Through the scheme, the invention can realize the purpose of waking up the host through the USB device on the standard host, and can also realize the purpose of waking up the host through the USB device on the nonstandard host.

Numerous specific details are set forth in the above description in order to provide a better illustration of the invention. It will be understood by those skilled in the art that the present invention may be practiced without some of these specific details. In some instances, well known methods, procedures, components, and circuits have not been described in detail so as not to obscure the present invention.

The foregoing is merely illustrative of the present invention, and the present invention is not limited thereto, and any person skilled in the art will readily recognize that variations or substitutions are within the scope of the present invention.
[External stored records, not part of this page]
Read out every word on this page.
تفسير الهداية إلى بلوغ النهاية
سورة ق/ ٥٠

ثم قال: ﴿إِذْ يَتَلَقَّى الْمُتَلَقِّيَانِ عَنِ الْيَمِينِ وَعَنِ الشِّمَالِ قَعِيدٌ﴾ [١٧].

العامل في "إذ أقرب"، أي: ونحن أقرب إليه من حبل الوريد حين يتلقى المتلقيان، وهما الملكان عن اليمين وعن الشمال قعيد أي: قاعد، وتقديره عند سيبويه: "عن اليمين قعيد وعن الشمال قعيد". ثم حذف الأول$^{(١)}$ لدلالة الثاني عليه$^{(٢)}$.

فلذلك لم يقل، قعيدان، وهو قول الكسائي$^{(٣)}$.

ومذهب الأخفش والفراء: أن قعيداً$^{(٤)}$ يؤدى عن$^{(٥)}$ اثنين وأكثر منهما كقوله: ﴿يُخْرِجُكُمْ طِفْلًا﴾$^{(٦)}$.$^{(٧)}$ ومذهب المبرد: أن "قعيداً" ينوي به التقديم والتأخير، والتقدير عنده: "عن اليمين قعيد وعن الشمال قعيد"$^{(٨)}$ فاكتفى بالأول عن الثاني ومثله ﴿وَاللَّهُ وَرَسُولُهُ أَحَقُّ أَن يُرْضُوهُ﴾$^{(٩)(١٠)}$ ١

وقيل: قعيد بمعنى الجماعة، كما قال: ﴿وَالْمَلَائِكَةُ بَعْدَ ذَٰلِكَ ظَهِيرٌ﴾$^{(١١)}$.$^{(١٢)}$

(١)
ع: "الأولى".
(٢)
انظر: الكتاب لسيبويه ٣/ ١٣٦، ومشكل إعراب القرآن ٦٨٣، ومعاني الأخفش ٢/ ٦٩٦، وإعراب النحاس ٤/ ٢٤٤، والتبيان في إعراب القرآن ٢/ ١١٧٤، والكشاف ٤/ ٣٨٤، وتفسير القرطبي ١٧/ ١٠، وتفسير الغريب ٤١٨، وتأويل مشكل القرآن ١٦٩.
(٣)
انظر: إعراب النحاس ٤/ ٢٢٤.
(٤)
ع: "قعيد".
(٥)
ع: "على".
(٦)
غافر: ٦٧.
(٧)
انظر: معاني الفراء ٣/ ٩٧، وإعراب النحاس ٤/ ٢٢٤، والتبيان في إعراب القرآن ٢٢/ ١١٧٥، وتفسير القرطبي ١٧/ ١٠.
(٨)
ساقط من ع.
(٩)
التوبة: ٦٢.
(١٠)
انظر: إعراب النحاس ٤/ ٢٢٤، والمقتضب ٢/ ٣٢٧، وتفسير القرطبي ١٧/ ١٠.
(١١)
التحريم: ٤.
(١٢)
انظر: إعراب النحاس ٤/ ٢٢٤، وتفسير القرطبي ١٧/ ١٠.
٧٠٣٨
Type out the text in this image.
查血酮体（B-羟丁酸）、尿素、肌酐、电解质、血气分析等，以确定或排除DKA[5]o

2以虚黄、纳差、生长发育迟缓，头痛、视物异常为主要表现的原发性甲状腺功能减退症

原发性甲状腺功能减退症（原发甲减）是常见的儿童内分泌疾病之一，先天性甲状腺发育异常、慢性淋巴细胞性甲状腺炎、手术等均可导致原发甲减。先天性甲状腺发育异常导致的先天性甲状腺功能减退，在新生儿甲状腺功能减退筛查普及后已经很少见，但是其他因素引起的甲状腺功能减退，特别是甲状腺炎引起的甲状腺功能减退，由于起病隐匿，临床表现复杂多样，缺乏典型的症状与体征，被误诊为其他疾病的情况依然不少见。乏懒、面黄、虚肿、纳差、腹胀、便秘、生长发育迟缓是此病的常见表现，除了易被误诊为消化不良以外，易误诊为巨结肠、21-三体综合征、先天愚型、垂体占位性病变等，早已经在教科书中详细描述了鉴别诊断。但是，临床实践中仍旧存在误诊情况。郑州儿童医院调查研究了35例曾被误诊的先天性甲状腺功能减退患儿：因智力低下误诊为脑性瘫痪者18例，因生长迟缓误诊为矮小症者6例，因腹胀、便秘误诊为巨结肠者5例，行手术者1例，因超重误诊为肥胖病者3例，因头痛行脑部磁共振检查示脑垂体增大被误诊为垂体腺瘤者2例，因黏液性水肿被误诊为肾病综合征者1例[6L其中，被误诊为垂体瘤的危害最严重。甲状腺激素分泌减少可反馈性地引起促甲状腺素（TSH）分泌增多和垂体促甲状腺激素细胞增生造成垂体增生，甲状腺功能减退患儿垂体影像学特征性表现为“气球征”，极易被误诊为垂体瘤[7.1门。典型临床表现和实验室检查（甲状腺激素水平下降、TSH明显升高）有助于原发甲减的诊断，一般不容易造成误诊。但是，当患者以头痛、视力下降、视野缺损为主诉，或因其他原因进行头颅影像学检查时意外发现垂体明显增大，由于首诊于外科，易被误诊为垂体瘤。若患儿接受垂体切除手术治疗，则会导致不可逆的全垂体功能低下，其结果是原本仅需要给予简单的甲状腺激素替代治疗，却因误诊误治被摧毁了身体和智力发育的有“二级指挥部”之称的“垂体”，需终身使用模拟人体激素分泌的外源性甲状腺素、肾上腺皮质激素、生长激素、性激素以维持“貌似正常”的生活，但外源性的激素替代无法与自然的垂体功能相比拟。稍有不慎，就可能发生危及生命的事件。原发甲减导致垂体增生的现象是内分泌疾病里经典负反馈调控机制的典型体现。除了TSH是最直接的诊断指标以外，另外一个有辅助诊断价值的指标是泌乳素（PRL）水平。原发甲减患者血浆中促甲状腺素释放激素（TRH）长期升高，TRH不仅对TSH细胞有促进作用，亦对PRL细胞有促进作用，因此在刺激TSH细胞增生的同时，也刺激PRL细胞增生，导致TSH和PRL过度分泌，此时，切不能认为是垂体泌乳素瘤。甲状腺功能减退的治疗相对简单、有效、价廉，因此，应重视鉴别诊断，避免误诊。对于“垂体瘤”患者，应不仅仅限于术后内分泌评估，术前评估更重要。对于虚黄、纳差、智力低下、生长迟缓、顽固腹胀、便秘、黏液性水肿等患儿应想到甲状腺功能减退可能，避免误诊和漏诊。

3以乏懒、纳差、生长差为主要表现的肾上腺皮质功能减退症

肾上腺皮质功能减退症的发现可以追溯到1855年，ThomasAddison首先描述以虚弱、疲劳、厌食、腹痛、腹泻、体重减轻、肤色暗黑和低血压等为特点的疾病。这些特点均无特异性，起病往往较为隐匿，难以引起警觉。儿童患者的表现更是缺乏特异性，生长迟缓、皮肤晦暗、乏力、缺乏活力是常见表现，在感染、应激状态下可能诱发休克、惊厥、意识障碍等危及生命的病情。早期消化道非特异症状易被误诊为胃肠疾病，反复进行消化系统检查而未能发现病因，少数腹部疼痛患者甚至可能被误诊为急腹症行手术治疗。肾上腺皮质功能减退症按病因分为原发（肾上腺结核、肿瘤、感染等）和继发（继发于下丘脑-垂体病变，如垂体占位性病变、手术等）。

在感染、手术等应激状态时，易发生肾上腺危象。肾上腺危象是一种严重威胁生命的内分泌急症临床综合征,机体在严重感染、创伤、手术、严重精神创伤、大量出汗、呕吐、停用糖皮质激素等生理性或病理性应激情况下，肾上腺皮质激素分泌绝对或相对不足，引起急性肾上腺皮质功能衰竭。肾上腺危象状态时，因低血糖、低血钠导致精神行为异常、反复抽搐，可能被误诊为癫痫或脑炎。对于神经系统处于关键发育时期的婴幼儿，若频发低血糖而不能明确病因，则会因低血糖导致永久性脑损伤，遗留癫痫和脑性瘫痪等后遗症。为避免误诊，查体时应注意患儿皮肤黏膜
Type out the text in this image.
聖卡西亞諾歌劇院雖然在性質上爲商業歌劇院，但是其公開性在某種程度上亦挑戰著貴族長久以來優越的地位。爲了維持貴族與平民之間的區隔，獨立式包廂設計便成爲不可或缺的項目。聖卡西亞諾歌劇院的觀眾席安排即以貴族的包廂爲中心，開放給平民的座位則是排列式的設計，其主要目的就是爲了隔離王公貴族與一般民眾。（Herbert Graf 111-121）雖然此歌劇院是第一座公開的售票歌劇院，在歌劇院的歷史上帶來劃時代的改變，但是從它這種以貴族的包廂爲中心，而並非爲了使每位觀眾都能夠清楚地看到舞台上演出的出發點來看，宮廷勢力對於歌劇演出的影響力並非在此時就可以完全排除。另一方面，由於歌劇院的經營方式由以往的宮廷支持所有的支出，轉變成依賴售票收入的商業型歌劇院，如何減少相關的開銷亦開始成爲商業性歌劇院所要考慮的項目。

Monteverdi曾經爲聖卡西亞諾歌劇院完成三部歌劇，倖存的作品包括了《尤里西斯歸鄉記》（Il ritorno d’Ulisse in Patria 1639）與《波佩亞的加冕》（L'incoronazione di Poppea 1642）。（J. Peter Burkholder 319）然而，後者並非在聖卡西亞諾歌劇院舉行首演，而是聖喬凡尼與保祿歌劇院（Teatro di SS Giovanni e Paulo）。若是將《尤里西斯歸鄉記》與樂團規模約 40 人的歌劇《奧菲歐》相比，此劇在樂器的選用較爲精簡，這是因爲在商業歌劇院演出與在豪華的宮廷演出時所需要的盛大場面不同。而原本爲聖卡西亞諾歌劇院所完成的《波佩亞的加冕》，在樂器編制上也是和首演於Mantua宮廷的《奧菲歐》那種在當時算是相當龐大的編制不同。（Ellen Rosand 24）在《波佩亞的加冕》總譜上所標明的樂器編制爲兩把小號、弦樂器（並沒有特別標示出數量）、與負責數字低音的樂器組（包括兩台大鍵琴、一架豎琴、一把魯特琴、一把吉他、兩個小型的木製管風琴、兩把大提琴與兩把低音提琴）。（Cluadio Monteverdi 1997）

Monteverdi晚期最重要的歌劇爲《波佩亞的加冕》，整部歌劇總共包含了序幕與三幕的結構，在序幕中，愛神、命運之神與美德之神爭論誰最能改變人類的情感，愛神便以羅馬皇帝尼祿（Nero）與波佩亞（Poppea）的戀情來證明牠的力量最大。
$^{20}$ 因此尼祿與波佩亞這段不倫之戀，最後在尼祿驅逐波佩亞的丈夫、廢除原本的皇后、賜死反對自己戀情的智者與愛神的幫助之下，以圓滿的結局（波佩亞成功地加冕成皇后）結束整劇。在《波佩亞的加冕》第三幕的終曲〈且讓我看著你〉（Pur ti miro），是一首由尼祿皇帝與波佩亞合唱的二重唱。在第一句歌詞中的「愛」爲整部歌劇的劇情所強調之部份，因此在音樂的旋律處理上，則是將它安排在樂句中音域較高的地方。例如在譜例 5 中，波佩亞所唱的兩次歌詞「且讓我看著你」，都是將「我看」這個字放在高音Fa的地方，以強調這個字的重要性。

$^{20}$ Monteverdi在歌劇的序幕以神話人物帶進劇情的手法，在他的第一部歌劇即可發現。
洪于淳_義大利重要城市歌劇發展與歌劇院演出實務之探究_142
Therefore, the protection scope of the present invention shall be subject to the protection scope of the claims.

Claims (5)

1. A host awakening method is applied to a PCIe-to-USB chip and is characterized by comprising the following steps:

the USB equipment sends a remote wake-up request to the USB host module;

the USB host module sends a first wake-up signal to a dormancy and wake-up module in the PCIe module;

The dormancy and awakening module acquires a link state from the LTSSM module and judges whether the dormancy and awakening module is in an L1 mode according to the acquired link state;

If the judging result indicates that the PCIe slot is in the L1 mode, further judging whether a PERST signal acquired from the PCIe slot is in a low level or not;

If the judging result indicates that the PERST signal is of a low level, the second wake-up signal sent to the PCIe slot by the sleep and wake-up module is pulled down;

If the judging result indicates that the PERST signal is at a high level, a PME message is sent to the PCIe slot so as to wake up the host; in addition, in the case of the optical fiber,

The PCIe module also comprises a PERST processing module;

When a PERST processing module in the PCIe module receives the PERST signal, judging whether the PERST signal is in a low level or not;

If yes, further judging whether the link state is in the L1 mode or the L2 mode;

If the judging result indicates that the link state is not in the L1 mode or the L2 mode, resetting the PCIe-to-USB chip; wherein,

The PCIe to USB chip comprises the PCIe module and the USB host module.

2. The host wakeup method according to claim 1, wherein:

the USB host module sends a first wake-up signal specifically:

and the power consumption control module in the USB host module sends the first wake-up signal.

3. The host wakeup method according to claim 2, wherein:

The USB device is a keyboard or a mouse.

4. A host wakeup method according to claim 3, wherein:

The LTSSM module sends a link status to a PERST processing module and a sleep and wake module.

5. The host wakeup method of claim 4, wherein:

the host is either a standard host or a non-standard host.